There were unrelenting and irresistible pressures being exerted by haemophilia clinicians on blood collection bodies. Communications which looked like veiled threats highlighted the determination of clinicians to use concentrates. And if they could not obtain them locally, they would be obtained commercially with any blame for doing so being placed in the blood supply bodies. This was part of what Mr Dawson described as the “concentrate juggernaut”. Risks and alternatives were minimised in the drive to emphasise concentrates. The Scottish situation could have been different from the rest of the UK given the opportunities, but the drive to concentrates was relentless. The arguments for concentrates overplayed the convenience and underplayed the risks. Yet in some countries like Finland it was seen that the relatively small but certainly helpful benefits were far outweighed by the serious risks. Some had hoped for a way of mitigating the risks to come along, but surely this pointed to the need for a temporary pause in concentrate use until adequate safety was reached. The arguments about the harms which would happen if concentrates were held back were greatly over-emphasised. On a very small number of situations involving severe haemophiliacs would have required a concentrate-led regimen. For the vase majority of cases, cryoprecipitate would have been the preferable and sufficiently serviceable go-to treatment until safety thresholds were achieved. The concentrate production demands drove the blood collection focus. It actually required the reliance on risky donor sourcing.

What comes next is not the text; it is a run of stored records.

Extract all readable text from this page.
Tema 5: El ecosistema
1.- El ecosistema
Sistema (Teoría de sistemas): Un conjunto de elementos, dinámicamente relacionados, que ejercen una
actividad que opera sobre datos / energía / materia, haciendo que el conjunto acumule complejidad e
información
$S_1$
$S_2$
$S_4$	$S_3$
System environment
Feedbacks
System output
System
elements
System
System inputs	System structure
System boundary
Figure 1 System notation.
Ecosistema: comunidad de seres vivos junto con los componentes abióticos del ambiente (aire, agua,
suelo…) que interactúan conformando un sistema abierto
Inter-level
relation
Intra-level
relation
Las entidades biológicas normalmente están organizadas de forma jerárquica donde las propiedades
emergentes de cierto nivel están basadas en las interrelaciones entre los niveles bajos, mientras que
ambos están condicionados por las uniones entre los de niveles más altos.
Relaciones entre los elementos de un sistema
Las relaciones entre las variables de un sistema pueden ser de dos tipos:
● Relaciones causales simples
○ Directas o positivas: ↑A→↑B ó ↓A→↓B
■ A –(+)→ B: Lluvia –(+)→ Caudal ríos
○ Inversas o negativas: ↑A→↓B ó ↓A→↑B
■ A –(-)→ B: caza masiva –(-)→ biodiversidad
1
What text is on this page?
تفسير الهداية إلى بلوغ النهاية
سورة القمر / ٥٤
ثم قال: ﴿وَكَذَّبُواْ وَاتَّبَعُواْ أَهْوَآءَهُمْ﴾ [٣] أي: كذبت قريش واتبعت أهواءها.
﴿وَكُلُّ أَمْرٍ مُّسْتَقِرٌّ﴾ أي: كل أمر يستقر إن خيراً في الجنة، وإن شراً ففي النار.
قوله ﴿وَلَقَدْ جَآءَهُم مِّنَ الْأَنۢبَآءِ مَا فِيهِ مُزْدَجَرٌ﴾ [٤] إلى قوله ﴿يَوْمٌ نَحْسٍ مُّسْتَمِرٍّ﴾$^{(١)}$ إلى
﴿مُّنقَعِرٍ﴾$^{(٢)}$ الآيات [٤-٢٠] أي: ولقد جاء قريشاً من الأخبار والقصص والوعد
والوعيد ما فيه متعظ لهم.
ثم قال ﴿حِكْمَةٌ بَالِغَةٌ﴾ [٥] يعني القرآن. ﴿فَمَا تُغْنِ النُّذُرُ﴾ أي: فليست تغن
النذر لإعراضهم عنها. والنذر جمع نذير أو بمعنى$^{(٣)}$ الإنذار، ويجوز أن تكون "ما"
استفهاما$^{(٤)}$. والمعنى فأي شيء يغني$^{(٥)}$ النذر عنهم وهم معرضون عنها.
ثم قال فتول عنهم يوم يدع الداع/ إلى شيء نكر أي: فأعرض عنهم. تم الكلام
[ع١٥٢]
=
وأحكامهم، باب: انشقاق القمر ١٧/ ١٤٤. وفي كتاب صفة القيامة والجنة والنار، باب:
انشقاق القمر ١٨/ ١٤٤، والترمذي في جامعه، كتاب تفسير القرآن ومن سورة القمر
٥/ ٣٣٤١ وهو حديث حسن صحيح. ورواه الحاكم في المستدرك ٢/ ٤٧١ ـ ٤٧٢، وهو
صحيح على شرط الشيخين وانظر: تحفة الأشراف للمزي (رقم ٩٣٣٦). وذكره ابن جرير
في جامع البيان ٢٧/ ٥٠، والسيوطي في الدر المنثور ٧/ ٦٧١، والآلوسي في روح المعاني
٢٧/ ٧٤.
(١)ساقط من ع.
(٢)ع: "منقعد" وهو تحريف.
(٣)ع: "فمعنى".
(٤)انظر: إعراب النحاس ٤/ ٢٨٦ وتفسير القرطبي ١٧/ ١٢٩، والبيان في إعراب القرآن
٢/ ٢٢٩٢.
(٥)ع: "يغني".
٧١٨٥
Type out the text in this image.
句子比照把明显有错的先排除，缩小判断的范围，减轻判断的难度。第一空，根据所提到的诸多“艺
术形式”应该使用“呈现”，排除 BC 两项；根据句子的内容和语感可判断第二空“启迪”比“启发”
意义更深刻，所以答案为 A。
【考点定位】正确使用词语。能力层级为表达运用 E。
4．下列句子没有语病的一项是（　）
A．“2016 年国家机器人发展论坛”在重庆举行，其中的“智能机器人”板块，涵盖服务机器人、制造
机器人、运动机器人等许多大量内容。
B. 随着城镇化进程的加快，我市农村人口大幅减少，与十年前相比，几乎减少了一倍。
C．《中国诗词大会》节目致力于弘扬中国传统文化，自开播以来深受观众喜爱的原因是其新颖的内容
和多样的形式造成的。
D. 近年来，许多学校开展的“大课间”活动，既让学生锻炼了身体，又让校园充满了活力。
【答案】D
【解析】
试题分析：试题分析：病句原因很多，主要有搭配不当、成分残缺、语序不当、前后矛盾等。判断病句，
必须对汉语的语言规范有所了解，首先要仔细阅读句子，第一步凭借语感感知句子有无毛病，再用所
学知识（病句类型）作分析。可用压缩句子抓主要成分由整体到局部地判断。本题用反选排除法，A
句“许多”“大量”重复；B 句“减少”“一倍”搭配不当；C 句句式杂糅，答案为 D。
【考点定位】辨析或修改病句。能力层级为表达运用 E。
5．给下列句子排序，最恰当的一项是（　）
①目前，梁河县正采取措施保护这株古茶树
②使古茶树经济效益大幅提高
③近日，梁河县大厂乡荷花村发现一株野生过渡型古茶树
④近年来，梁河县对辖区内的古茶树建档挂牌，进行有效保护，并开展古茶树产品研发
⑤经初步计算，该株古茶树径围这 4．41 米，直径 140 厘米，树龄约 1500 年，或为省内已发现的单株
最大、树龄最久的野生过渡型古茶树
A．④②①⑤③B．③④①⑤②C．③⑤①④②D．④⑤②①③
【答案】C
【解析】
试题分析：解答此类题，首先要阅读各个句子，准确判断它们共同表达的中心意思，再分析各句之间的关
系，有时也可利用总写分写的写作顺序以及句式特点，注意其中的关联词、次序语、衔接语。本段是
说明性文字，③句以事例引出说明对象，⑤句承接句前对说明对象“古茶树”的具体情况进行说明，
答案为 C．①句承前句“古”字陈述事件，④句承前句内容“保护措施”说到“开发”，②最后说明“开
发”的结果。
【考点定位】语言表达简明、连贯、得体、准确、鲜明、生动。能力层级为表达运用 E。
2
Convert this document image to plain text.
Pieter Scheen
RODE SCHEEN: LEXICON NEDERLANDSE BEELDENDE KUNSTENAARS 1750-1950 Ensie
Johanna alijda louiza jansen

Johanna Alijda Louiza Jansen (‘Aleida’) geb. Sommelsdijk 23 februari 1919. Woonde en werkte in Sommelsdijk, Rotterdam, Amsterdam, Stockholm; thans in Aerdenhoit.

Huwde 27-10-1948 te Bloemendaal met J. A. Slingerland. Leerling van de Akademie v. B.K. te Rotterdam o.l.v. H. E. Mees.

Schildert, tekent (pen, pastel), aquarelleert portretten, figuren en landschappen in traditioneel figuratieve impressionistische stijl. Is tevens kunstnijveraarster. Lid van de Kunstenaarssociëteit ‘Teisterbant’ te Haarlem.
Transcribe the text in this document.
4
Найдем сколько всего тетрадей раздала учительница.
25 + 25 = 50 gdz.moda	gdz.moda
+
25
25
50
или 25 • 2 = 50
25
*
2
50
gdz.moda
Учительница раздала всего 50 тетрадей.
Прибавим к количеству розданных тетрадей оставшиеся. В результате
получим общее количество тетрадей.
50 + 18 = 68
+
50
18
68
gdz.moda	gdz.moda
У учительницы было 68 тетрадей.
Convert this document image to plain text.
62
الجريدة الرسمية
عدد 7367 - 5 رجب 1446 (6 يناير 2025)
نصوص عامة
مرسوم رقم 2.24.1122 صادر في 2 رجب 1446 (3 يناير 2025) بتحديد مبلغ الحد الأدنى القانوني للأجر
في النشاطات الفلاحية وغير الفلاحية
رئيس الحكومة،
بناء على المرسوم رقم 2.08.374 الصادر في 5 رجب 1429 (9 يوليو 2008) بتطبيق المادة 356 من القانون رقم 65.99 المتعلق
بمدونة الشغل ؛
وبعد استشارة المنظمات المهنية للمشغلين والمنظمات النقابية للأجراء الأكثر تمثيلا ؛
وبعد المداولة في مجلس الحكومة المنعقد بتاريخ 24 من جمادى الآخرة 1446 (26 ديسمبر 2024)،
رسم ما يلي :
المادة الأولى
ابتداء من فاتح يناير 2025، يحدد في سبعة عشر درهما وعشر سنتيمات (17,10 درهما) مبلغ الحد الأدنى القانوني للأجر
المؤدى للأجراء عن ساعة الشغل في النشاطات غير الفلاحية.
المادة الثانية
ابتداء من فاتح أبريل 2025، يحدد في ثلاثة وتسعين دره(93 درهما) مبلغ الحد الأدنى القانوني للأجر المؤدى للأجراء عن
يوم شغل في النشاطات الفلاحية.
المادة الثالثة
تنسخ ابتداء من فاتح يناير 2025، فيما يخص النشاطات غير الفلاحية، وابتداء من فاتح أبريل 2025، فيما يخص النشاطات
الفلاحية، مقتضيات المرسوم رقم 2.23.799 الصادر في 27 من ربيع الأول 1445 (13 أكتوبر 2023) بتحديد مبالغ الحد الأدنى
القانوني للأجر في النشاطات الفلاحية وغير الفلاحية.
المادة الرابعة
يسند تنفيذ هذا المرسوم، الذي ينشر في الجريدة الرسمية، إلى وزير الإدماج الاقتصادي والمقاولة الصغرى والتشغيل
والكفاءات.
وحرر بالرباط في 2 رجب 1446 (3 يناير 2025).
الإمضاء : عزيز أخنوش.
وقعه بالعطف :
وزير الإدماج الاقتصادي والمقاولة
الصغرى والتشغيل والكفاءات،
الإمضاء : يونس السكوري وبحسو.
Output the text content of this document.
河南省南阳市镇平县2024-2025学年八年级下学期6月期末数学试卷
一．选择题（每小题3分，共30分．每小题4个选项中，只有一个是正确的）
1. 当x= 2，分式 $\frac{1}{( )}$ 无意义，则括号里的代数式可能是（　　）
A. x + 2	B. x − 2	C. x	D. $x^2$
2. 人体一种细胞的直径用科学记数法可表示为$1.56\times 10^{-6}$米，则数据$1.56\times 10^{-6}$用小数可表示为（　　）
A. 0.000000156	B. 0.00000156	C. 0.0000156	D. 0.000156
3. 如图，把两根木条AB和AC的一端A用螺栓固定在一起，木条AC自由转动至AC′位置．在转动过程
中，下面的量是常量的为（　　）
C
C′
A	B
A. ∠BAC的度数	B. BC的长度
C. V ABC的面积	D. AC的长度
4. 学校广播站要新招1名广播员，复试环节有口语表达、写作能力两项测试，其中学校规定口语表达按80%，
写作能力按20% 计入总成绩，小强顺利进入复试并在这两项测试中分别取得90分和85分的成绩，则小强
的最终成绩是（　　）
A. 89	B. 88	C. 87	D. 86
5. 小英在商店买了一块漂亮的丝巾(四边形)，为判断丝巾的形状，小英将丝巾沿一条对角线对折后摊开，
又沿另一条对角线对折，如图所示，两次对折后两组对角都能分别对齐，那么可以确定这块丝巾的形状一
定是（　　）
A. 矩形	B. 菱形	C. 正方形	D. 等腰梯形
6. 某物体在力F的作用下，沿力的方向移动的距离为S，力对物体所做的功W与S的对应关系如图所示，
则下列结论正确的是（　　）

The Yorkhill Hospital practices led to the death of 21 boys from AIDS. It was negligence without oversight. The Armour product was prepared specifically for children. Dr Willoughby ignored the risk literature and did not make himself available to explain his decisions. His juniors had insufficient knowledge, even of Non-A Non-B Hepatitis. The HIV infections should have been avoided. The lives shouldn’t have been lost. Had there been a more robust requirement to discuss treatments and risks, the very fact of the information being more available would have produced much greater opportunity for the tragedy to be avoided.
As with the Yorkhill case, the final submissions document contains a detailed consideration of the comparable situation of the “Edinburgh Cohort”. People were encouraged to seek that out for further information on such geographically specific concentrations of tragic cases. At this point just before the lunchbreak, Mr Dawson also pointed to the call for a recommendation related to a research fund being set up to investigate various aspects of viral infections arising from blood use. This type of investigation should have been initiated long ago, but still requires specific attention.